Several Illini assistants are fighting the university over their pending termination following Saturday's game, claiming they were promised job security through 2012. According to Yahoo! Sports' Pat Forde, assistants hired by then-head coach Ron Zook in January 2010 agreed to two-year contracts that rolled over every year, and had been assured by Zook as the 2011 season went off the rails that they were safe regardless of what happened to him.
The deals the coaches actually signed in the summer of 2010, however, included a new clause — not in the original documents they'd agreed to when they were hired — that gave Illinois the right to terminate the contract at virtually any point. It exercised that right last month, when it fired Zook on the heels of six-game losing streak to close the regular season. When termination letters arrived for Zook's staff, several assistants were caught off guard by the fact that they would only be paid through the end of February, leaving them scrambling to find a seat in the annual game of musical coaching chairs while also preparing the team for a basically meaningless game against another lame duck outfit operating without its head coach, UCLA.
That prompted a few of them to hire lawyers, and according to Sports Illustrated's Stewart Mandel, may prompt a few more to sit out Saturday's game for good measure:
On Wednesday, [offensive line coach Joe] Gilbert said he and the three other remaining offensive assistants -- [running backs coach DeAndre] Smith, [quarterbacks coach Jeff] Brohm and [tight ends coach] Chip Long -- might boycott the game if the school didn't "step up and play in the next 48 hours."
"We all have opportunities to go elsewhere," Gilbert said. "So, if they want the bowl game to be coached, they better decide they want to treat us the right way."
Told of their threat, Illinois [athletic director] Mike Thomas said: "That's news to me." Thomas, who inherited the contracts when he arrived from Cincinnati in August, said administrators have held "several discussions" with the coaches but plan to wait until after the bowl to continue them. "I've been through a number of coaching changes, and I've never been in a situation where there's perceived to be a gray area where there really isn't," Thomas said. "We have a contract that's pretty clear, and we intend to honor that contract.

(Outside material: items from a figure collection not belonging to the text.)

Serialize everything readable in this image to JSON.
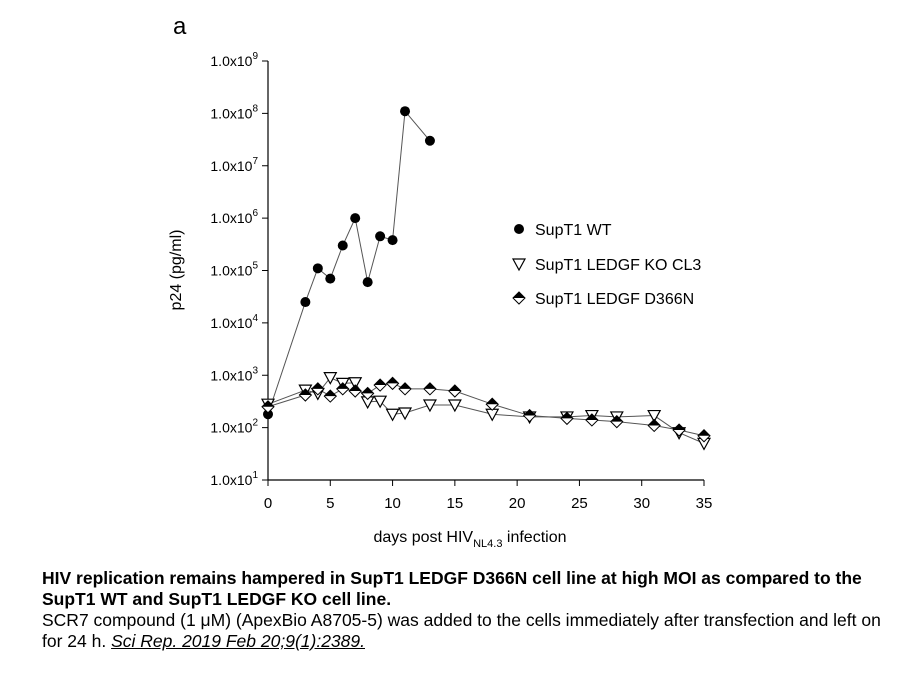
{
  "panel_label": "a",
  "chart_data": {
    "type": "scatter",
    "y_scale": "log10",
    "ylabel": "p24 (pg/ml)",
    "xlabel_main": "days post HIV",
    "xlabel_sub": "NL4.3",
    "xlabel_end": " infection",
    "xlim": [
      0,
      35
    ],
    "ylim": [
      10,
      1000000000
    ],
    "x_ticks": [
      0,
      5,
      10,
      15,
      20,
      25,
      30,
      35
    ],
    "x_tick_labels": [
      "0",
      "5",
      "10",
      "15",
      "20",
      "25",
      "30",
      "35"
    ],
    "y_ticks": [
      {
        "value": 10,
        "mantissa": "1.0x10",
        "exp": "1"
      },
      {
        "value": 100,
        "mantissa": "1.0x10",
        "exp": "2"
      },
      {
        "value": 1000,
        "mantissa": "1.0x10",
        "exp": "3"
      },
      {
        "value": 10000,
        "mantissa": "1.0x10",
        "exp": "4"
      },
      {
        "value": 100000,
        "mantissa": "1.0x10",
        "exp": "5"
      },
      {
        "value": 1000000,
        "mantissa": "1.0x10",
        "exp": "6"
      },
      {
        "value": 10000000,
        "mantissa": "1.0x10",
        "exp": "7"
      },
      {
        "value": 100000000,
        "mantissa": "1.0x10",
        "exp": "8"
      },
      {
        "value": 1000000000,
        "mantissa": "1.0x10",
        "exp": "9"
      }
    ],
    "legend_position": "right",
    "series": [
      {
        "name": "SupT1 WT",
        "marker": "circle",
        "x": [
          0,
          3,
          4,
          5,
          6,
          7,
          8,
          9,
          10,
          11,
          13
        ],
        "y": [
          180,
          25000,
          110000,
          70000,
          300000,
          1000000,
          60000,
          450000,
          380000,
          110000000,
          30000000
        ]
      },
      {
        "name": "SupT1 LEDGF KO CL3",
        "marker": "triangle-down",
        "x": [
          0,
          3,
          4,
          5,
          6,
          7,
          8,
          9,
          10,
          11,
          13,
          15,
          18,
          21,
          24,
          26,
          28,
          31,
          33,
          35
        ],
        "y": [
          280,
          520,
          450,
          900,
          700,
          720,
          310,
          320,
          180,
          190,
          270,
          270,
          180,
          160,
          160,
          170,
          160,
          170,
          80,
          50
        ]
      },
      {
        "name": "SupT1 LEDGF D366N",
        "marker": "diamond-half",
        "x": [
          0,
          3,
          4,
          5,
          6,
          7,
          8,
          9,
          10,
          11,
          13,
          15,
          18,
          21,
          24,
          26,
          28,
          31,
          33,
          35
        ],
        "y": [
          250,
          420,
          550,
          400,
          550,
          500,
          450,
          650,
          700,
          550,
          550,
          500,
          280,
          170,
          150,
          140,
          130,
          110,
          90,
          70
        ]
      }
    ]
  },
  "caption": {
    "title": "HIV replication remains hampered in SupT1 LEDGF D366N cell line at high MOI as compared to the SupT1 WT and SupT1 LEDGF KO cell line.",
    "body": "SCR7 compound (1 μM) (ApexBio A8705-5) was added to the cells immediately after transfection and left on for 24 h. ",
    "citation": "Sci Rep. 2019 Feb 20;9(1):2389."
  }
}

We assume they'll honor it as well."
Late Thursday night, Gilbert told Mandel the four coaches were still waiting to hear back from the university before deciding whether to coach in the bowl game. Interim head coach Vic Koenning — who's already turned down an offer to stay on as defensive coordinator under incoming head coach Tim Beckman — pointedly declined comment on the drama.

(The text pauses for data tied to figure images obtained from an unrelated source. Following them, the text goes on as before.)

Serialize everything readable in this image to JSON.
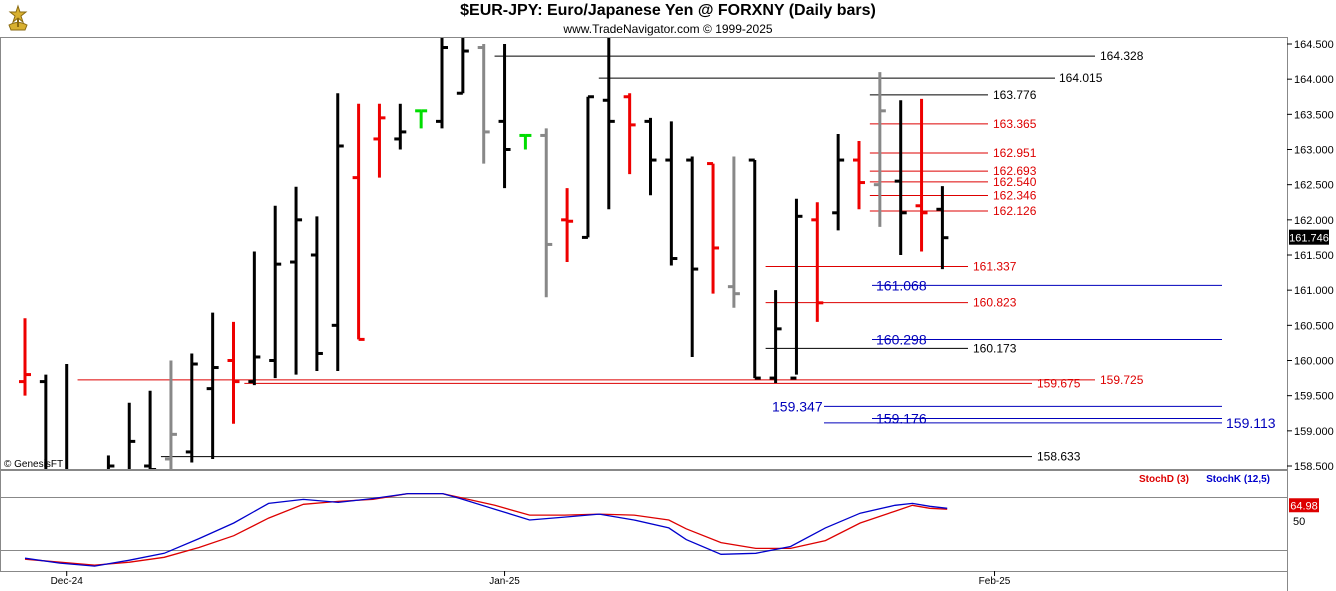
{
  "header": {
    "title": "$EUR-JPY:  Euro/Japanese Yen @ FORXNY  (Daily bars)",
    "subtitle": "www.TradeNavigator.com © 1999-2025",
    "watermark": "© GenesisFT"
  },
  "colors": {
    "up": "#000000",
    "down": "#ee0000",
    "doji_up": "#00dd00",
    "gray": "#888888",
    "red_line": "#dd0000",
    "blue_line": "#0000bb",
    "black_line": "#000000",
    "stochD": "#dd0000",
    "stochK": "#0000cc"
  },
  "chart_data": [
    {
      "type": "ohlc",
      "title": "$EUR-JPY: Euro/Japanese Yen @ FORXNY (Daily bars)",
      "y_axis_ticks": [
        "164.500",
        "164.000",
        "163.500",
        "163.000",
        "162.500",
        "162.000",
        "161.500",
        "161.000",
        "160.500",
        "160.000",
        "159.500",
        "159.000",
        "158.500"
      ],
      "ylim": [
        158.4,
        164.5
      ],
      "x_labels": [
        {
          "label": "Dec-24",
          "index": 2
        },
        {
          "label": "Jan-25",
          "index": 23
        },
        {
          "label": "Feb-25",
          "index": 46.5
        }
      ],
      "last_price": "161.746",
      "last_value": 161.746,
      "bars": [
        {
          "o": 159.7,
          "h": 160.6,
          "l": 159.5,
          "c": 159.8,
          "col": "red"
        },
        {
          "o": 159.7,
          "h": 159.8,
          "l": 157.8,
          "c": 158.2,
          "col": "black"
        },
        {
          "o": 158.1,
          "h": 159.95,
          "l": 157.9,
          "c": 158.0,
          "col": "black"
        },
        {
          "o": 158.0,
          "h": 158.3,
          "l": 157.8,
          "c": 158.1,
          "col": "black"
        },
        {
          "o": 158.2,
          "h": 158.65,
          "l": 158.0,
          "c": 158.5,
          "col": "black"
        },
        {
          "o": 158.4,
          "h": 159.4,
          "l": 158.1,
          "c": 158.85,
          "col": "black"
        },
        {
          "o": 158.5,
          "h": 159.57,
          "l": 158.1,
          "c": 158.45,
          "col": "black"
        },
        {
          "o": 158.6,
          "h": 160.0,
          "l": 158.4,
          "c": 158.95,
          "col": "gray"
        },
        {
          "o": 158.7,
          "h": 160.1,
          "l": 158.55,
          "c": 159.95,
          "col": "black"
        },
        {
          "o": 159.6,
          "h": 160.68,
          "l": 158.6,
          "c": 159.9,
          "col": "black"
        },
        {
          "o": 160.0,
          "h": 160.55,
          "l": 159.1,
          "c": 159.7,
          "col": "red"
        },
        {
          "o": 159.7,
          "h": 161.55,
          "l": 159.65,
          "c": 160.05,
          "col": "black"
        },
        {
          "o": 160.0,
          "h": 162.2,
          "l": 159.75,
          "c": 161.37,
          "col": "black"
        },
        {
          "o": 161.4,
          "h": 162.47,
          "l": 159.8,
          "c": 162.0,
          "col": "black"
        },
        {
          "o": 161.5,
          "h": 162.05,
          "l": 159.85,
          "c": 160.1,
          "col": "black"
        },
        {
          "o": 160.5,
          "h": 163.8,
          "l": 159.85,
          "c": 163.05,
          "col": "black"
        },
        {
          "o": 162.6,
          "h": 163.65,
          "l": 160.3,
          "c": 160.3,
          "col": "red"
        },
        {
          "o": 163.15,
          "h": 163.65,
          "l": 162.6,
          "c": 163.45,
          "col": "red"
        },
        {
          "o": 163.15,
          "h": 163.65,
          "l": 163.0,
          "c": 163.25,
          "col": "black"
        },
        {
          "o": 163.55,
          "h": 163.55,
          "l": 163.3,
          "c": 163.55,
          "col": "green"
        },
        {
          "o": 163.4,
          "h": 164.65,
          "l": 163.3,
          "c": 164.45,
          "col": "black"
        },
        {
          "o": 163.8,
          "h": 164.85,
          "l": 163.8,
          "c": 164.4,
          "col": "black"
        },
        {
          "o": 164.45,
          "h": 164.5,
          "l": 162.8,
          "c": 163.25,
          "col": "gray"
        },
        {
          "o": 163.4,
          "h": 164.5,
          "l": 162.45,
          "c": 163.0,
          "col": "black"
        },
        {
          "o": 163.2,
          "h": 163.2,
          "l": 163.0,
          "c": 163.2,
          "col": "green"
        },
        {
          "o": 163.2,
          "h": 163.3,
          "l": 160.9,
          "c": 161.65,
          "col": "gray"
        },
        {
          "o": 162.0,
          "h": 162.45,
          "l": 161.4,
          "c": 161.98,
          "col": "red"
        },
        {
          "o": 161.75,
          "h": 163.75,
          "l": 161.75,
          "c": 163.75,
          "col": "black"
        },
        {
          "o": 163.7,
          "h": 164.9,
          "l": 162.15,
          "c": 163.4,
          "col": "black"
        },
        {
          "o": 163.75,
          "h": 163.8,
          "l": 162.65,
          "c": 163.35,
          "col": "red"
        },
        {
          "o": 163.4,
          "h": 163.45,
          "l": 162.35,
          "c": 162.85,
          "col": "black"
        },
        {
          "o": 162.85,
          "h": 163.4,
          "l": 161.35,
          "c": 161.45,
          "col": "black"
        },
        {
          "o": 162.85,
          "h": 162.9,
          "l": 160.05,
          "c": 161.3,
          "col": "black"
        },
        {
          "o": 162.8,
          "h": 162.8,
          "l": 160.95,
          "c": 161.6,
          "col": "red"
        },
        {
          "o": 161.05,
          "h": 162.9,
          "l": 160.75,
          "c": 160.95,
          "col": "gray"
        },
        {
          "o": 162.85,
          "h": 162.85,
          "l": 159.75,
          "c": 159.75,
          "col": "black"
        },
        {
          "o": 159.75,
          "h": 161.0,
          "l": 159.68,
          "c": 160.45,
          "col": "black"
        },
        {
          "o": 159.75,
          "h": 162.3,
          "l": 159.8,
          "c": 162.05,
          "col": "black"
        },
        {
          "o": 162.0,
          "h": 162.25,
          "l": 160.55,
          "c": 160.82,
          "col": "red"
        },
        {
          "o": 162.1,
          "h": 163.22,
          "l": 161.85,
          "c": 162.85,
          "col": "black"
        },
        {
          "o": 162.85,
          "h": 163.12,
          "l": 162.15,
          "c": 162.53,
          "col": "red"
        },
        {
          "o": 162.5,
          "h": 164.1,
          "l": 161.9,
          "c": 163.55,
          "col": "gray"
        },
        {
          "o": 162.55,
          "h": 163.7,
          "l": 161.5,
          "c": 162.1,
          "col": "black"
        },
        {
          "o": 162.2,
          "h": 163.72,
          "l": 161.55,
          "c": 162.1,
          "col": "red"
        },
        {
          "o": 162.15,
          "h": 162.48,
          "l": 161.3,
          "c": 161.746,
          "col": "black"
        }
      ],
      "levels": [
        {
          "label": "164.328",
          "value": 164.328,
          "color": "black",
          "from": 23
        },
        {
          "label": "164.015",
          "value": 164.015,
          "color": "black",
          "from": 28
        },
        {
          "label": "163.776",
          "value": 163.776,
          "color": "black",
          "from": 41
        },
        {
          "label": "163.365",
          "value": 163.365,
          "color": "red",
          "from": 41
        },
        {
          "label": "162.951",
          "value": 162.951,
          "color": "red",
          "from": 41
        },
        {
          "label": "162.693",
          "value": 162.693,
          "color": "red",
          "from": 41
        },
        {
          "label": "162.540",
          "value": 162.54,
          "color": "red",
          "from": 41
        },
        {
          "label": "162.346",
          "value": 162.346,
          "color": "red",
          "from": 41
        },
        {
          "label": "162.126",
          "value": 162.126,
          "color": "red",
          "from": 41
        },
        {
          "label": "161.337",
          "value": 161.337,
          "color": "red",
          "from": 36
        },
        {
          "label": "160.823",
          "value": 160.823,
          "color": "red",
          "from": 36
        },
        {
          "label": "160.173",
          "value": 160.173,
          "color": "black",
          "from": 36
        },
        {
          "label": "159.725",
          "value": 159.725,
          "color": "red",
          "from": 3
        },
        {
          "label": "159.675",
          "value": 159.675,
          "color": "red",
          "from": 11
        },
        {
          "label": "158.633",
          "value": 158.633,
          "color": "black",
          "from": 7
        }
      ],
      "blue_levels": [
        {
          "label": "161.068",
          "value": 161.068
        },
        {
          "label": "160.298",
          "value": 160.298
        },
        {
          "label": "159.347",
          "value": 159.347
        },
        {
          "label": "159.176",
          "value": 159.176
        },
        {
          "label": "159.113",
          "value": 159.113
        }
      ]
    },
    {
      "type": "line",
      "title": "",
      "legend": [
        {
          "name": "StochD (3)",
          "color": "#dd0000"
        },
        {
          "name": "StochK (12,5)",
          "color": "#0000cc"
        }
      ],
      "y_axis_ticks": [
        "50"
      ],
      "ylim": [
        0,
        100
      ],
      "last_value_label": "64.98",
      "series": [
        {
          "name": "StochD (3)",
          "values": [
            [
              0,
              11
            ],
            [
              2,
              8
            ],
            [
              4,
              5
            ],
            [
              6,
              8
            ],
            [
              8,
              13
            ],
            [
              10,
              23
            ],
            [
              12,
              35
            ],
            [
              14,
              53
            ],
            [
              16,
              67
            ],
            [
              18,
              70
            ],
            [
              20,
              72
            ],
            [
              22,
              78
            ],
            [
              24,
              78
            ],
            [
              25,
              74
            ],
            [
              27,
              66
            ],
            [
              29,
              56
            ],
            [
              31,
              56
            ],
            [
              33,
              57
            ],
            [
              35,
              56
            ],
            [
              37,
              51
            ],
            [
              38,
              42
            ],
            [
              40,
              28
            ],
            [
              42,
              22
            ],
            [
              44,
              22
            ],
            [
              46,
              30
            ],
            [
              48,
              48
            ],
            [
              50,
              60
            ],
            [
              51,
              66
            ],
            [
              52,
              63
            ],
            [
              53,
              62
            ]
          ]
        },
        {
          "name": "StochK (12,5)",
          "values": [
            [
              0,
              12
            ],
            [
              2,
              7
            ],
            [
              4,
              4
            ],
            [
              6,
              10
            ],
            [
              8,
              17
            ],
            [
              10,
              32
            ],
            [
              12,
              48
            ],
            [
              14,
              68
            ],
            [
              16,
              72
            ],
            [
              18,
              69
            ],
            [
              20,
              73
            ],
            [
              22,
              78
            ],
            [
              24,
              78
            ],
            [
              25,
              73
            ],
            [
              27,
              62
            ],
            [
              29,
              51
            ],
            [
              31,
              54
            ],
            [
              33,
              57
            ],
            [
              35,
              51
            ],
            [
              37,
              43
            ],
            [
              38,
              31
            ],
            [
              40,
              16
            ],
            [
              42,
              17
            ],
            [
              44,
              24
            ],
            [
              46,
              43
            ],
            [
              48,
              58
            ],
            [
              50,
              66
            ],
            [
              51,
              68
            ],
            [
              52,
              65
            ],
            [
              53,
              63
            ]
          ]
        }
      ]
    }
  ]
}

With offensive coordinator Paul Petrino already back in the fold on his brother's staff at Arkansas, it's not really a subject Koenning (above) can afford to ignore: If four offensive assistants don't show for the game, the Illini will be down to three full-time assistants on defense — secondary coach Mike Gilhammer, defensive line coach Keith Gilmore and outside linebackers coach Ron West — along with a pair of graduate assistants, none of whom has ever called offensive plays or is likely to be equipped to call them in a pinch. Then again, considering Illinois failed to top 17 points at any point in the six-game skid, maybe letting quarterback Nathan Scheelhasse wing it in the huddle is an experiment whose time has come.